Station TH099 is aangesloten op het hoogspanningsnet (150 kV) van TenneT. In station TH099 staan transformatoren om 150 kV terug te brengen tot 50 kV. Het is mogelijk om in station TH099 vanaf het 50 kV-gedeelte aansluitingen te maken naar klanten. De afstand tussen station TH099 en het fabrieksterrein die door een rechtstreekse verbinding zou moeten worden overbrugd is ongeveer 8 km.
2.6.
In 2015 heeft Libbey aangegeven behoefte te hebben aan een eigen aansluiting op het openbare elektriciteitsnet. Dit zou een aansluiting op station TT085 moeten worden met een capaciteit van 10 MVA. Stedin heeft zich bereid getoond deze aansluiting te realiseren, maar een van de voorwaarden voor realisatie was wel dat er geen verbinding mocht komen tussen deze nieuwe aansluiting en het gesloten distributiesysteem.
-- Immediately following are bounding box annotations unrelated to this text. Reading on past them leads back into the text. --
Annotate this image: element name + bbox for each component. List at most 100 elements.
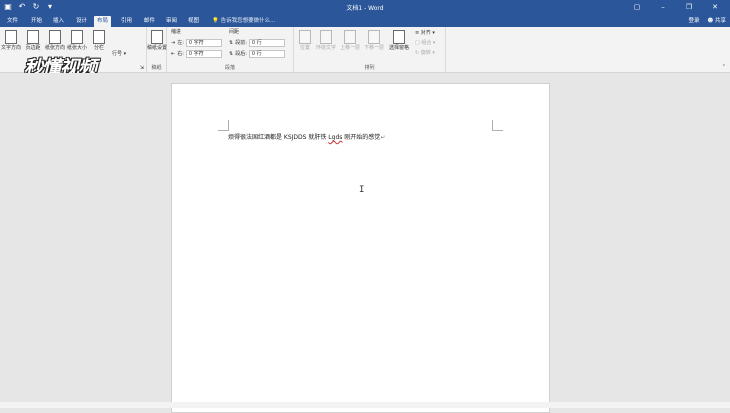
document-page[interactable]: 烦得很法国红酒都是 KSJDDS 就肝铁 Lgds 刚开始的感觉↵ I — [171, 83, 550, 413]
bring-forward-button[interactable]: 上移一层 — [339, 30, 361, 51]
paragraph-group-label: 段落 — [224, 65, 235, 71]
group-arrange: 位置 环绕文字 上移一层 下移一层 选择窗格 ≡ 对齐 ▾ □ 组合 ▾ ↻ 旋… — [294, 27, 446, 73]
restore-icon[interactable]: ❐ — [676, 0, 702, 14]
group-paragraph: 缩进 间距 ⇥ 左: 0 字符 ⇤ 右: 0 字符 ⇅ 段前: 0 行 ⇅ 段后… — [167, 27, 294, 73]
person-icon: ☻ — [707, 18, 714, 24]
columns-button[interactable]: 分栏 — [88, 30, 110, 51]
spacing-after-label: 段后: — [235, 51, 247, 57]
draft-settings-button[interactable]: 稿纸设置 — [146, 30, 168, 51]
status-bar — [0, 402, 730, 408]
size-icon — [71, 30, 83, 44]
indent-heading: 缩进 — [171, 29, 182, 35]
document-body-text[interactable]: 烦得很法国红酒都是 KSJDDS 就肝铁 Lgds 刚开始的感觉↵ — [228, 132, 385, 141]
draft-paper-icon — [151, 30, 163, 44]
tab-review[interactable]: 审阅 — [163, 16, 180, 27]
position-label: 位置 — [299, 45, 310, 51]
close-icon[interactable]: ✕ — [702, 0, 728, 14]
ribbon: 文字方向 页边距 纸张方向 纸张大小 分栏 行号 ▾ 页面设置 ⇲ 秒懂视频 稿… — [0, 27, 730, 79]
indent-right-icon: ⇤ — [171, 51, 176, 57]
columns-icon — [93, 30, 105, 44]
tab-mailings[interactable]: 邮件 — [141, 16, 158, 27]
login-button[interactable]: 登录 — [688, 16, 699, 26]
group-icon: □ — [415, 40, 420, 46]
tab-insert[interactable]: 插入 — [50, 16, 67, 27]
group-button[interactable]: □ 组合 ▾ — [415, 40, 435, 47]
share-button[interactable]: ☻ 共享 — [708, 16, 727, 26]
body-text-start: 烦得很法国红酒都是 KSJDDS 就肝铁 — [228, 134, 329, 141]
tab-references[interactable]: 引用 — [118, 16, 135, 27]
wrap-text-icon — [320, 30, 332, 44]
position-icon — [299, 30, 311, 44]
body-text-end: 刚开始的感觉 — [342, 134, 381, 141]
margins-button[interactable]: 页边距 — [22, 30, 44, 51]
wrap-text-button[interactable]: 环绕文字 — [315, 30, 337, 51]
columns-label: 分栏 — [93, 45, 104, 51]
size-button[interactable]: 纸张大小 — [66, 30, 88, 51]
spacing-after-field: ⇅ 段后: 0 行 — [229, 50, 285, 58]
text-direction-icon — [5, 30, 17, 44]
misspelled-word[interactable]: Lgds — [328, 134, 342, 141]
margin-corner-top-right — [492, 120, 503, 131]
group-label: 组合 — [421, 40, 432, 46]
indent-right-input[interactable]: 0 字符 — [185, 50, 222, 58]
text-direction-button[interactable]: 文字方向 — [0, 30, 22, 51]
spacing-before-label: 段前: — [235, 40, 247, 46]
margins-icon — [27, 30, 39, 44]
document-area[interactable]: 烦得很法国红酒都是 KSJDDS 就肝铁 Lgds 刚开始的感觉↵ I — [0, 73, 730, 413]
text-direction-label: 文字方向 — [0, 45, 21, 51]
tab-layout[interactable]: 布局 — [94, 16, 112, 27]
indent-left-label: 左: — [177, 40, 184, 46]
bring-forward-label: 上移一层 — [339, 45, 360, 51]
selection-pane-label: 选择窗格 — [388, 45, 409, 51]
wrap-text-label: 环绕文字 — [315, 45, 336, 51]
ribbon-tab-bar: 文件 开始 插入 设计 布局 引用 邮件 审阅 视图 💡 告诉我您想要做什么..… — [0, 14, 730, 27]
title-bar: ▣ ↶ ↻ ▾ 文档1 - Word ▢ – ❐ ✕ — [0, 0, 730, 14]
tab-view[interactable]: 视图 — [185, 16, 202, 27]
rotate-icon: ↻ — [415, 50, 420, 56]
rotate-button[interactable]: ↻ 旋转 ▾ — [415, 50, 435, 57]
tab-design[interactable]: 设计 — [73, 16, 90, 27]
align-button[interactable]: ≡ 对齐 ▾ — [415, 30, 435, 37]
spacing-heading: 间距 — [229, 29, 240, 35]
paragraph-mark: ↵ — [380, 134, 386, 141]
indent-right-field: ⇤ 右: 0 字符 — [171, 50, 222, 58]
selection-pane-button[interactable]: 选择窗格 — [388, 30, 410, 51]
line-numbers-label: 行号 — [112, 51, 123, 57]
send-backward-button[interactable]: 下移一层 — [363, 30, 385, 51]
position-button[interactable]: 位置 — [294, 30, 316, 51]
orientation-icon — [49, 30, 61, 44]
send-backward-icon — [368, 30, 380, 44]
indent-left-input[interactable]: 0 字符 — [185, 39, 222, 47]
group-draft: 稿纸设置 稿纸 — [147, 27, 167, 73]
arrange-group-label: 排列 — [364, 65, 375, 71]
ribbon-display-icon[interactable]: ▢ — [624, 0, 650, 14]
draft-group-label: 稿纸 — [151, 65, 162, 71]
text-cursor-icon: I — [359, 185, 365, 195]
spacing-before-field: ⇅ 段前: 0 行 — [229, 39, 285, 47]
dialog-launcher-icon[interactable]: ⇲ — [140, 65, 144, 71]
minimize-icon[interactable]: – — [650, 0, 676, 14]
send-backward-label: 下移一层 — [363, 45, 384, 51]
margins-label: 页边距 — [25, 45, 41, 51]
collapse-ribbon-icon[interactable]: ⌃ — [722, 64, 726, 70]
tab-file[interactable]: 文件 — [4, 16, 21, 27]
spacing-after-icon: ⇅ — [229, 51, 234, 57]
tab-home[interactable]: 开始 — [28, 16, 45, 27]
window-controls: ▢ – ❐ ✕ — [624, 0, 728, 14]
tell-me-text: 告诉我您想要做什么... — [220, 18, 276, 24]
margin-corner-top-left — [218, 120, 229, 131]
tell-me-box[interactable]: 💡 告诉我您想要做什么... — [212, 16, 275, 26]
indent-left-field: ⇥ 左: 0 字符 — [171, 39, 222, 47]
line-numbers-button[interactable]: 行号 ▾ — [112, 51, 126, 58]
indent-right-label: 右: — [177, 51, 184, 57]
size-label: 纸张大小 — [66, 45, 87, 51]
spacing-before-icon: ⇅ — [229, 40, 234, 46]
orientation-button[interactable]: 纸张方向 — [44, 30, 66, 51]
lightbulb-icon: 💡 — [212, 18, 219, 24]
share-label: 共享 — [714, 18, 726, 24]
spacing-before-input[interactable]: 0 行 — [248, 39, 285, 47]
align-label: 对齐 — [420, 30, 431, 36]
spacing-after-input[interactable]: 0 行 — [248, 50, 285, 58]
window-title: 文档1 - Word — [346, 5, 384, 12]
orientation-label: 纸张方向 — [44, 45, 65, 51]
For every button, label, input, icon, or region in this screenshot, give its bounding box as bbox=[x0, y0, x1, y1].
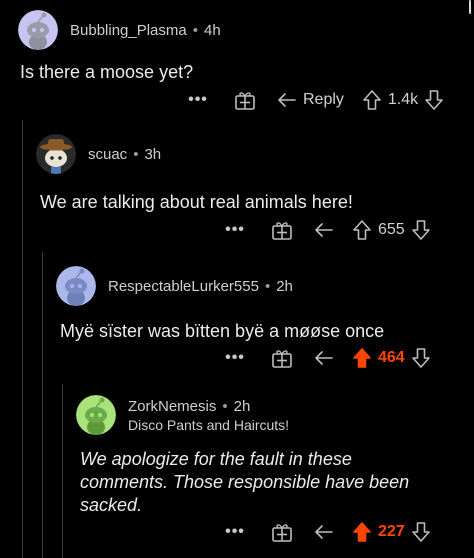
gift-icon bbox=[235, 92, 255, 110]
thread-line bbox=[22, 120, 23, 558]
gift-icon bbox=[272, 222, 292, 240]
more-options-button[interactable]: ••• bbox=[222, 221, 248, 239]
upvote-arrow-filled-icon bbox=[353, 348, 371, 368]
more-options-button[interactable]: ••• bbox=[222, 349, 248, 367]
comment-text-line: sacked. bbox=[80, 495, 143, 515]
timestamp: 4h bbox=[204, 21, 221, 39]
award-button[interactable] bbox=[268, 522, 296, 542]
upvote-button[interactable] bbox=[352, 219, 372, 241]
gift-icon bbox=[272, 524, 292, 542]
downvote-arrow-icon bbox=[411, 522, 430, 542]
reply-arrow-icon bbox=[278, 93, 296, 107]
timestamp: 2h bbox=[276, 277, 293, 295]
snoo-cowboy-avatar-icon bbox=[36, 134, 76, 174]
reply-button[interactable] bbox=[314, 222, 334, 238]
gift-icon bbox=[272, 350, 292, 368]
upvote-arrow-icon bbox=[353, 220, 371, 240]
thread-line bbox=[62, 384, 63, 558]
downvote-button[interactable] bbox=[424, 89, 444, 111]
reply-button[interactable] bbox=[314, 524, 334, 540]
scroll-indicator[interactable] bbox=[469, 0, 471, 14]
username[interactable]: RespectableLurker555 bbox=[108, 278, 259, 295]
vote-score: 655 bbox=[378, 221, 405, 238]
downvote-arrow-icon bbox=[411, 220, 430, 240]
reply-button[interactable]: Reply bbox=[277, 91, 344, 109]
user-flair: Disco Pants and Haircuts! bbox=[128, 416, 290, 433]
username[interactable]: ZorkNemesis bbox=[128, 398, 216, 415]
username[interactable]: Bubbling_Plasma bbox=[70, 22, 187, 39]
reply-button[interactable] bbox=[314, 350, 334, 366]
upvote-arrow-filled-icon bbox=[353, 522, 371, 542]
avatar[interactable] bbox=[18, 10, 58, 50]
comment-text-line: comments. Those responsible have been bbox=[80, 472, 410, 492]
separator-dot: • bbox=[192, 21, 199, 39]
award-button[interactable] bbox=[268, 348, 296, 368]
comment-text: We apologize for the fault in these comm… bbox=[80, 448, 409, 517]
downvote-button[interactable] bbox=[411, 347, 431, 369]
vote-score: 464 bbox=[378, 349, 405, 366]
snoo-avatar-icon bbox=[76, 395, 116, 435]
reply-arrow-icon bbox=[315, 351, 333, 365]
downvote-button[interactable] bbox=[411, 219, 431, 241]
separator-dot: • bbox=[222, 397, 228, 415]
timestamp: 2h bbox=[233, 397, 251, 415]
award-button[interactable] bbox=[231, 90, 259, 110]
separator-dot: • bbox=[133, 145, 139, 163]
more-options-button[interactable]: ••• bbox=[222, 523, 248, 541]
comment-text: Myë sïster was bïtten byë a møøse once bbox=[60, 321, 385, 341]
snoo-avatar-icon bbox=[18, 10, 58, 50]
username[interactable]: scuac bbox=[88, 146, 127, 163]
upvote-arrow-icon bbox=[363, 90, 381, 110]
vote-score: 227 bbox=[378, 523, 405, 540]
downvote-arrow-icon bbox=[411, 348, 430, 368]
upvote-button[interactable] bbox=[352, 521, 372, 543]
downvote-button[interactable] bbox=[411, 521, 431, 543]
more-options-button[interactable]: ••• bbox=[185, 91, 211, 109]
upvote-button[interactable] bbox=[352, 347, 372, 369]
downvote-arrow-icon bbox=[425, 90, 443, 110]
separator-dot: • bbox=[264, 277, 271, 295]
vote-score: 1.4k bbox=[387, 91, 419, 108]
reply-arrow-icon bbox=[315, 525, 333, 539]
award-button[interactable] bbox=[268, 220, 296, 240]
comment-text: Is there a moose yet? bbox=[20, 62, 194, 82]
comment-text: We are talking about real animals here! bbox=[40, 192, 353, 212]
reply-label: Reply bbox=[303, 91, 344, 108]
snoo-avatar-icon bbox=[56, 266, 96, 306]
upvote-button[interactable] bbox=[362, 89, 382, 111]
reply-arrow-icon bbox=[315, 223, 333, 237]
avatar[interactable] bbox=[76, 395, 116, 435]
timestamp: 3h bbox=[144, 145, 162, 163]
avatar[interactable] bbox=[36, 134, 76, 174]
thread-line bbox=[42, 252, 43, 558]
comment-text-line: We apologize for the fault in these bbox=[80, 449, 352, 469]
avatar[interactable] bbox=[56, 266, 96, 306]
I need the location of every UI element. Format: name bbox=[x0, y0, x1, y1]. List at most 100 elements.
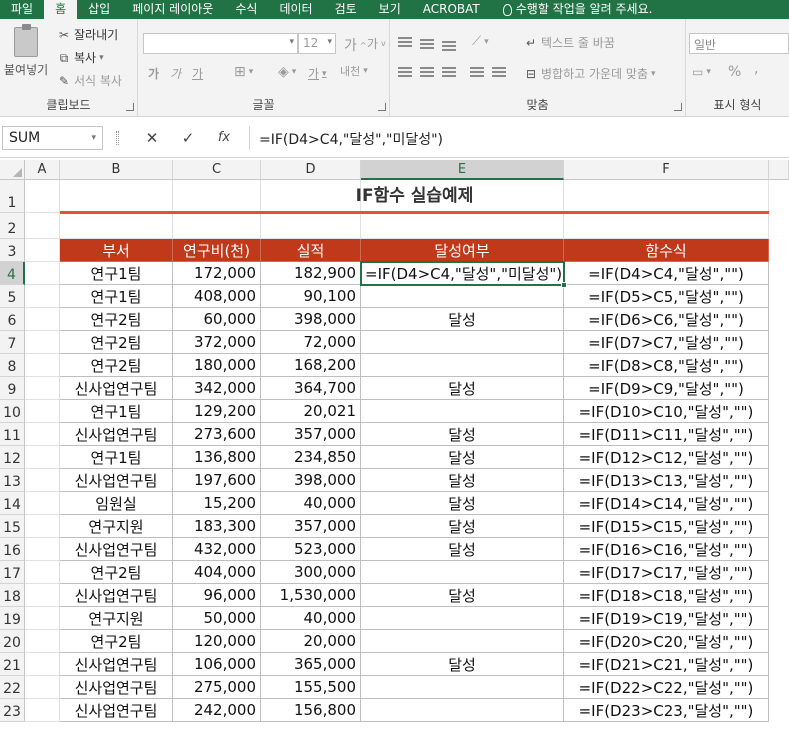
row-header-15[interactable]: 15 bbox=[0, 515, 25, 538]
row-header-4[interactable]: 4 bbox=[0, 262, 25, 285]
budget-cell[interactable]: 342,000 bbox=[173, 377, 261, 400]
format-painter-button[interactable]: ✎ 서식 복사 bbox=[57, 72, 122, 89]
align-left-icon[interactable] bbox=[398, 67, 412, 77]
paste-button[interactable]: 붙여넣기 bbox=[4, 24, 48, 78]
enter-formula-button[interactable]: ✓ bbox=[171, 126, 205, 150]
sheet-title[interactable]: IF함수 실습예제 bbox=[60, 180, 769, 213]
budget-cell[interactable]: 106,000 bbox=[173, 653, 261, 676]
formula-cell[interactable]: =IF(D16>C16,"달성","") bbox=[564, 538, 769, 561]
tab-acrobat[interactable]: ACROBAT bbox=[412, 0, 491, 19]
row-header-9[interactable]: 9 bbox=[0, 377, 25, 400]
row-header-8[interactable]: 8 bbox=[0, 354, 25, 377]
formula-cell[interactable]: =IF(D18>C18,"달성","") bbox=[564, 584, 769, 607]
budget-cell[interactable]: 96,000 bbox=[173, 584, 261, 607]
budget-cell[interactable]: 242,000 bbox=[173, 699, 261, 722]
budget-cell[interactable]: 273,600 bbox=[173, 423, 261, 446]
italic-button[interactable]: 가 bbox=[170, 65, 181, 82]
result-cell[interactable]: 300,000 bbox=[261, 561, 361, 584]
department-cell[interactable]: 신사업연구팀 bbox=[60, 469, 173, 492]
result-cell[interactable]: 1,530,000 bbox=[261, 584, 361, 607]
tab-file[interactable]: 파일 bbox=[0, 0, 44, 19]
achievement-cell[interactable] bbox=[361, 676, 564, 699]
formula-cell[interactable]: =IF(D4>C4,"달성","") bbox=[564, 262, 769, 285]
tab-insert[interactable]: 삽입 bbox=[77, 0, 121, 19]
copy-button[interactable]: ⧉ 복사 ▾ bbox=[57, 49, 104, 66]
department-cell[interactable]: 신사업연구팀 bbox=[60, 377, 173, 400]
formula-cell[interactable]: =IF(D19>C19,"달성","") bbox=[564, 607, 769, 630]
achievement-cell[interactable] bbox=[361, 699, 564, 722]
department-cell[interactable]: 연구1팀 bbox=[60, 400, 173, 423]
bold-button[interactable]: 가 bbox=[148, 65, 159, 82]
column-header-b[interactable]: B bbox=[60, 160, 173, 180]
budget-cell[interactable]: 50,000 bbox=[173, 607, 261, 630]
row-header-22[interactable]: 22 bbox=[0, 676, 25, 699]
result-cell[interactable]: 234,850 bbox=[261, 446, 361, 469]
formula-cell[interactable]: =IF(D17>C17,"달성","") bbox=[564, 561, 769, 584]
fill-handle[interactable] bbox=[561, 282, 567, 288]
department-cell[interactable]: 신사업연구팀 bbox=[60, 423, 173, 446]
department-cell[interactable]: 연구1팀 bbox=[60, 285, 173, 308]
select-all-button[interactable] bbox=[0, 160, 25, 180]
row-header-5[interactable]: 5 bbox=[0, 285, 25, 308]
tab-formulas[interactable]: 수식 bbox=[224, 0, 268, 19]
row-header-16[interactable]: 16 bbox=[0, 538, 25, 561]
result-cell[interactable]: 155,500 bbox=[261, 676, 361, 699]
achievement-cell[interactable]: 달성 bbox=[361, 308, 564, 331]
row-header-10[interactable]: 10 bbox=[0, 400, 25, 423]
formula-cell[interactable]: =IF(D5>C5,"달성","") bbox=[564, 285, 769, 308]
achievement-cell[interactable]: 달성 bbox=[361, 584, 564, 607]
department-cell[interactable]: 연구2팀 bbox=[60, 331, 173, 354]
table-header-cell[interactable]: 달성여부 bbox=[361, 239, 564, 262]
align-right-icon[interactable] bbox=[442, 67, 456, 77]
formula-cell[interactable]: =IF(D8>C8,"달성","") bbox=[564, 354, 769, 377]
achievement-cell[interactable]: 달성 bbox=[361, 515, 564, 538]
tab-view[interactable]: 보기 bbox=[368, 0, 412, 19]
achievement-cell[interactable]: 달성 bbox=[361, 446, 564, 469]
budget-cell[interactable]: 408,000 bbox=[173, 285, 261, 308]
formula-cell[interactable]: =IF(D21>C21,"달성","") bbox=[564, 653, 769, 676]
department-cell[interactable]: 신사업연구팀 bbox=[60, 699, 173, 722]
comma-style-button[interactable]: , bbox=[754, 61, 758, 77]
department-cell[interactable]: 연구지원 bbox=[60, 515, 173, 538]
result-cell[interactable]: 182,900 bbox=[261, 262, 361, 285]
department-cell[interactable]: 임원실 bbox=[60, 492, 173, 515]
budget-cell[interactable]: 136,800 bbox=[173, 446, 261, 469]
table-header-cell[interactable]: 연구비(천) bbox=[173, 239, 261, 262]
achievement-cell[interactable]: 달성 bbox=[361, 469, 564, 492]
formula-cell[interactable]: =IF(D9>C9,"달성","") bbox=[564, 377, 769, 400]
budget-cell[interactable]: 404,000 bbox=[173, 561, 261, 584]
wrap-text-button[interactable]: ↵ 텍스트 줄 바꿈 bbox=[524, 34, 615, 51]
row-header-7[interactable]: 7 bbox=[0, 331, 25, 354]
achievement-cell[interactable] bbox=[361, 400, 564, 423]
row-header-11[interactable]: 11 bbox=[0, 423, 25, 446]
font-name-box[interactable]: ▾ bbox=[143, 33, 298, 54]
row-header-6[interactable]: 6 bbox=[0, 308, 25, 331]
achievement-cell[interactable] bbox=[361, 630, 564, 653]
department-cell[interactable]: 연구1팀 bbox=[60, 446, 173, 469]
formula-input[interactable]: =IF(D4>C4,"달성","미달성") bbox=[249, 126, 789, 150]
fill-color-button[interactable]: ◈ ▾ bbox=[278, 64, 296, 80]
row-header-23[interactable]: 23 bbox=[0, 699, 25, 722]
align-center-icon[interactable] bbox=[420, 67, 434, 77]
row-header-19[interactable]: 19 bbox=[0, 607, 25, 630]
cancel-formula-button[interactable]: ✕ bbox=[135, 126, 169, 150]
table-header-cell[interactable]: 실적 bbox=[261, 239, 361, 262]
align-top-icon[interactable] bbox=[398, 37, 412, 47]
underline-button[interactable]: 가 bbox=[192, 65, 203, 82]
department-cell[interactable]: 연구2팀 bbox=[60, 630, 173, 653]
dialog-launcher-icon[interactable] bbox=[126, 103, 134, 111]
increase-font-button[interactable]: 가 ^ bbox=[344, 35, 367, 55]
department-cell[interactable]: 연구2팀 bbox=[60, 354, 173, 377]
department-cell[interactable]: 신사업연구팀 bbox=[60, 584, 173, 607]
font-size-box[interactable]: 12 ▾ bbox=[298, 33, 336, 54]
budget-cell[interactable]: 15,200 bbox=[173, 492, 261, 515]
budget-cell[interactable]: 120,000 bbox=[173, 630, 261, 653]
result-cell[interactable]: 168,200 bbox=[261, 354, 361, 377]
result-cell[interactable]: 72,000 bbox=[261, 331, 361, 354]
row-header-13[interactable]: 13 bbox=[0, 469, 25, 492]
align-bottom-icon[interactable] bbox=[442, 41, 456, 51]
achievement-cell[interactable] bbox=[361, 561, 564, 584]
number-format-box[interactable]: 일반 bbox=[689, 33, 789, 54]
department-cell[interactable]: 신사업연구팀 bbox=[60, 538, 173, 561]
budget-cell[interactable]: 183,300 bbox=[173, 515, 261, 538]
Deze aansluiting is nooit gerealiseerd en Libbey heeft daar Stedin ook niet verder om gevraagd.
2.7.
O‑I heeft Stedin verzocht om verzwaring van haar aansluiting tot 18 MVA. In reactie op een aanvraag van 6 april 2016 heeft Stedin op 29 juli 2019 aan O‑I het volgende bericht (productie 12 van O‑I):
“O‑I heeft Stedin een verzoek gedaan om een voorstel te doen voor het verzwaren van de bestaande aansluiting [van] 12 MVA met minimaal 6 MVA, in totaal 18 MVA.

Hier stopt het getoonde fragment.